He Sang, She Sang Edition Pt. 2 – Jesca Hoop, Julie Byrne, Pieta Brown & Sallie Ford
By Aaron Stein Mar 22, 2017 • 9:33 am PDT

Jesca Hoop: Memories Are Now

Today’s column is part two of two featuring some great songwriters with noteworthy releases in the early part of this year. Last week was the gents turn, this week I’ve got four wonderful women wordsmiths. It’s always good to see repeat customers here the RecommNeds, artists that keep getting bigger and better. I fell in love with Jesca Hoop a few years back, and that love continues to grow with her latest, Memories Are Now. Produced by and occasionally featuring Blake Mills, Hoop dazzles with wit and melody, fantastical stories and a nice blend of instrumentation and textures. Nine tracks, you’ll have trouble picking your favorite.
Julie Byrne: Not Even Happiness

Another returning voice to this space is Julie Byrne who recently released the kind of album that’s officially a “follow-up” but feels more like an arrival. To record Not Even Happiness, apparently, Byrne returned home to her native Buffalo, New York after a long, somewhat nomadic absence and the songs certainly have that personal-journey resonance to them. Fully subscribing to the simplest-is-best philosophy, Byrne is revelatory with just her mid-range voice and sprinklings of acoustic guitar. Beautifully sparse, this is the good stuff. Enjoy!
Pieta Brown: Postcards

Pieta Brown has the lineage (her father is Greg Brown), for sure, but her sound is really all her own.
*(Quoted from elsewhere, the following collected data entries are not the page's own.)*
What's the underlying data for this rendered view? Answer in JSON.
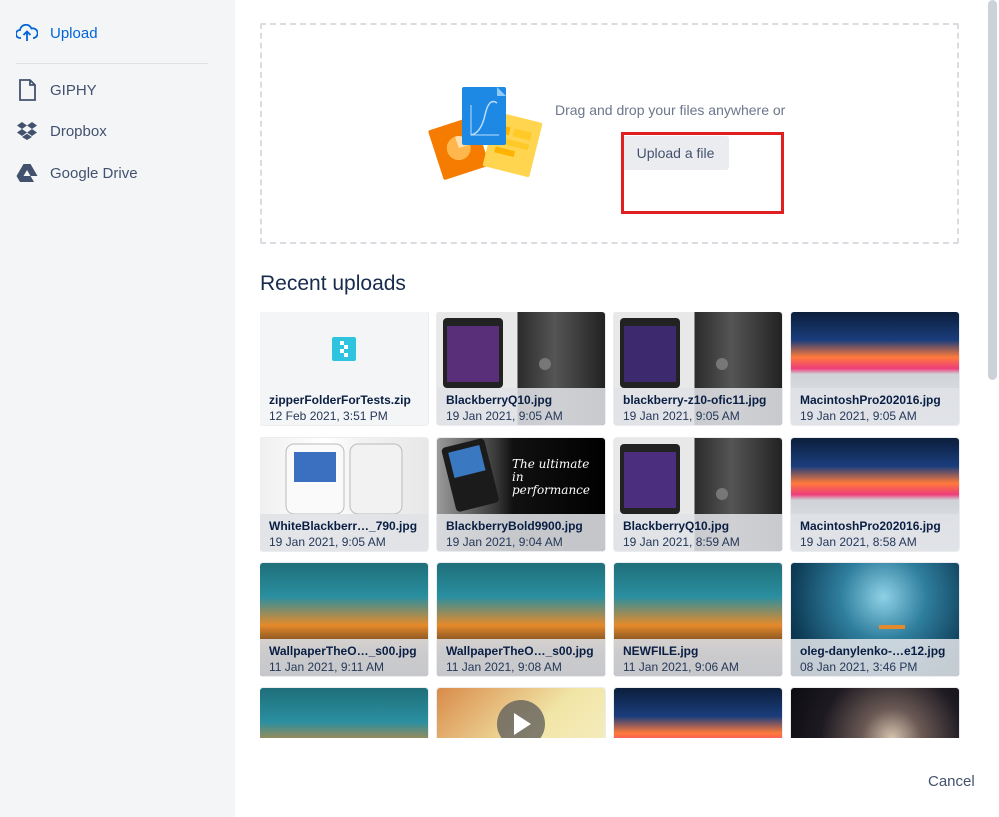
{
  "sidebar": {
    "items": [
      {
        "label": "Upload",
        "icon": "upload-cloud-icon",
        "active": true
      },
      {
        "label": "GIPHY",
        "icon": "file-icon"
      },
      {
        "label": "Dropbox",
        "icon": "dropbox-icon"
      },
      {
        "label": "Google Drive",
        "icon": "google-drive-icon"
      }
    ]
  },
  "dropzone": {
    "text": "Drag and drop your files anywhere or",
    "button_label": "Upload a file"
  },
  "recent": {
    "title": "Recent uploads",
    "items": [
      {
        "name": "zipperFolderForTests.zip",
        "date": "12 Feb 2021, 3:51 PM"
      },
      {
        "name": "BlackberryQ10.jpg",
        "date": "19 Jan 2021, 9:05 AM"
      },
      {
        "name": "blackberry-z10-ofic11.jpg",
        "date": "19 Jan 2021, 9:05 AM"
      },
      {
        "name": "MacintoshPro202016.jpg",
        "date": "19 Jan 2021, 9:05 AM"
      },
      {
        "name": "WhiteBlackberr…_790.jpg",
        "date": "19 Jan 2021, 9:05 AM"
      },
      {
        "name": "BlackberryBold9900.jpg",
        "date": "19 Jan 2021, 9:04 AM"
      },
      {
        "name": "BlackberryQ10.jpg",
        "date": "19 Jan 2021, 8:59 AM"
      },
      {
        "name": "MacintoshPro202016.jpg",
        "date": "19 Jan 2021, 8:58 AM"
      },
      {
        "name": "WallpaperTheO…_s00.jpg",
        "date": "11 Jan 2021, 9:11 AM"
      },
      {
        "name": "WallpaperTheO…_s00.jpg",
        "date": "11 Jan 2021, 9:08 AM"
      },
      {
        "name": "NEWFILE.jpg",
        "date": "11 Jan 2021, 9:06 AM"
      },
      {
        "name": "oleg-danylenko-…e12.jpg",
        "date": "08 Jan 2021, 3:46 PM"
      }
    ],
    "bold_overlay_text": "The ultimate in performance"
  },
  "footer": {
    "cancel_label": "Cancel"
  },
  "colors": {
    "accent": "#0065d9",
    "highlight": "#e02020"
  }
}
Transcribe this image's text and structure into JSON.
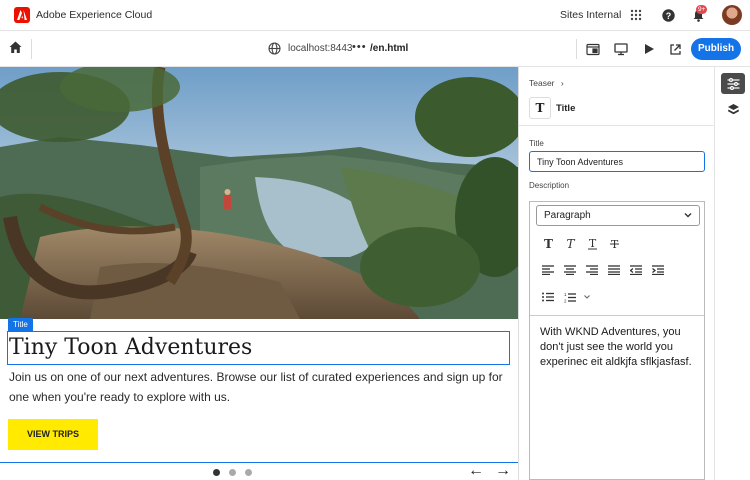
{
  "topbar": {
    "app_title": "Adobe Experience Cloud",
    "org_name": "Sites Internal",
    "notification_badge": "9+",
    "icons": [
      "adobe-logo",
      "apps-grid-icon",
      "help-icon",
      "bell-icon",
      "avatar"
    ]
  },
  "editor": {
    "host": "localhost:8443",
    "more": "•••",
    "path": "/en.html",
    "publish_label": "Publish",
    "icons": [
      "home-icon",
      "globe-icon",
      "preview-window-icon",
      "desktop-icon",
      "play-icon",
      "open-external-icon"
    ]
  },
  "canvas": {
    "title_tag": "Title",
    "teaser_title": "Tiny Toon Adventures",
    "description": "Join us on one of our next adventures. Browse our list of curated experiences and sign up for one when you're ready to explore with us.",
    "cta_label": "VIEW TRIPS",
    "carousel_count": 3,
    "carousel_active": 1,
    "prev_arrow": "←",
    "next_arrow": "→"
  },
  "panel": {
    "breadcrumb": "Teaser",
    "component_name": "Title",
    "title_label": "Title",
    "title_value": "Tiny Toon Adventures",
    "description_label": "Description",
    "paragraph_format": "Paragraph",
    "rte_text": "With WKND Adventures, you don't just see the world you experinec eit aldkjfa sflkjasfasf."
  },
  "colors": {
    "accent": "#1473e6",
    "adobe_red": "#eb1000",
    "cta_yellow": "#ffea00",
    "badge_red": "#e34850"
  }
}
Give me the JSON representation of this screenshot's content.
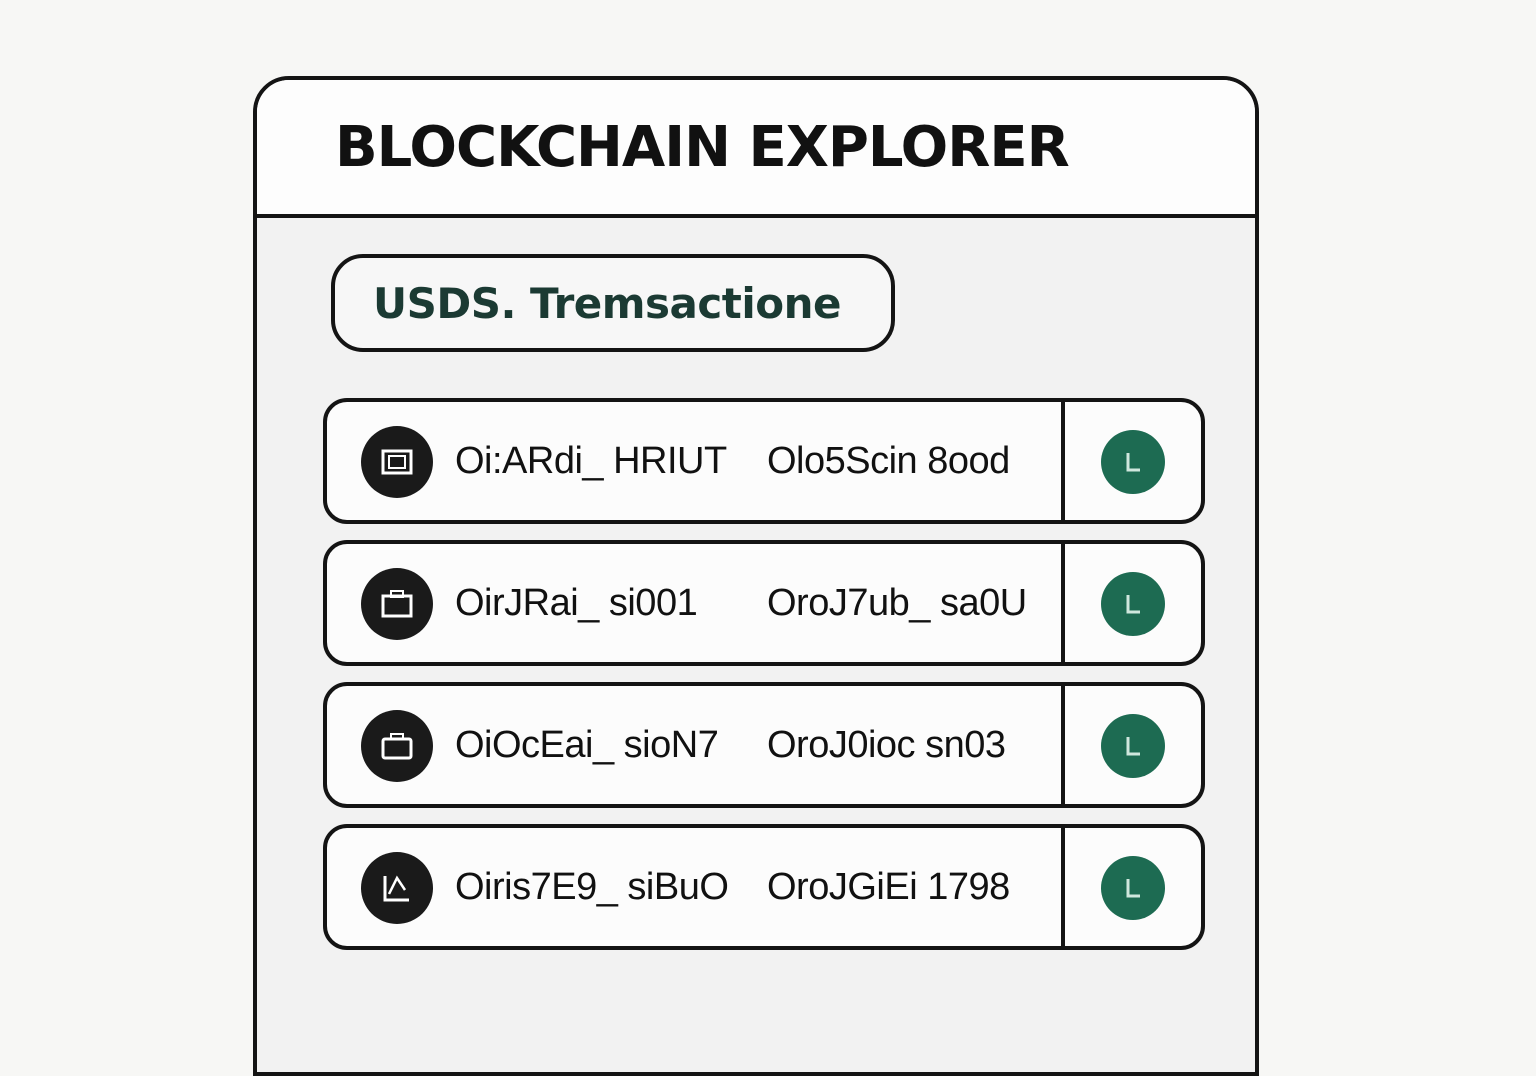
{
  "app": {
    "title": "BLOCKCHAIN EXPLORER"
  },
  "filter": {
    "label": "USDS. Tremsactione"
  },
  "colors": {
    "status_ok": "#1d6b52",
    "border": "#141414",
    "panel_bg": "#f2f2f2"
  },
  "transactions": [
    {
      "icon": "wallet-icon",
      "hash": "Oi:ARdi_ HRIUT",
      "address": "Olo5Scin 8ood",
      "status_icon": "confirmed-icon"
    },
    {
      "icon": "wallet-icon",
      "hash": "OirJRai_ si001",
      "address": "OroJ7ub_ sa0U",
      "status_icon": "confirmed-icon"
    },
    {
      "icon": "briefcase-icon",
      "hash": "OiOcEai_ sioN7",
      "address": "OroJ0ioc sn03",
      "status_icon": "confirmed-icon"
    },
    {
      "icon": "exchange-icon",
      "hash": "Oiris7E9_ siBuO",
      "address": "OroJGiEi 1798",
      "status_icon": "confirmed-icon"
    }
  ]
}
And while her newest album, Postcards, features a load of guests, a different set for each track, including Mark Knopfler, Carrie Rodriguez, Calexico and more, it is Brown’s Americana-ready voice that carries the record. Reportedly, the songs were recorded by the accompanying guests returning invitations to participate with musical RSVP’s, “postcards” to/from Brown on the road. The mood is therefore kind of together-but-alone, a sad sort of country-folk that hits you right in that spot.
Sallie Ford: Soul Sick

If the sad-and-weepy thing doesn’t fit your present mood, perhaps you’d dig a little Sallie Ford. While the album is called Soul Sick and maybe the lyrics are rather personal and not the happiest, Ford’s vintage-old-school rock ‘n’ roll sound is as triumphant as ever. Her voice has a built-in sneer that’s tough to resist and, on her second album since setting out on her own, Ford confidently balances vulnerability with a you-gotta-problem-with-that? energy.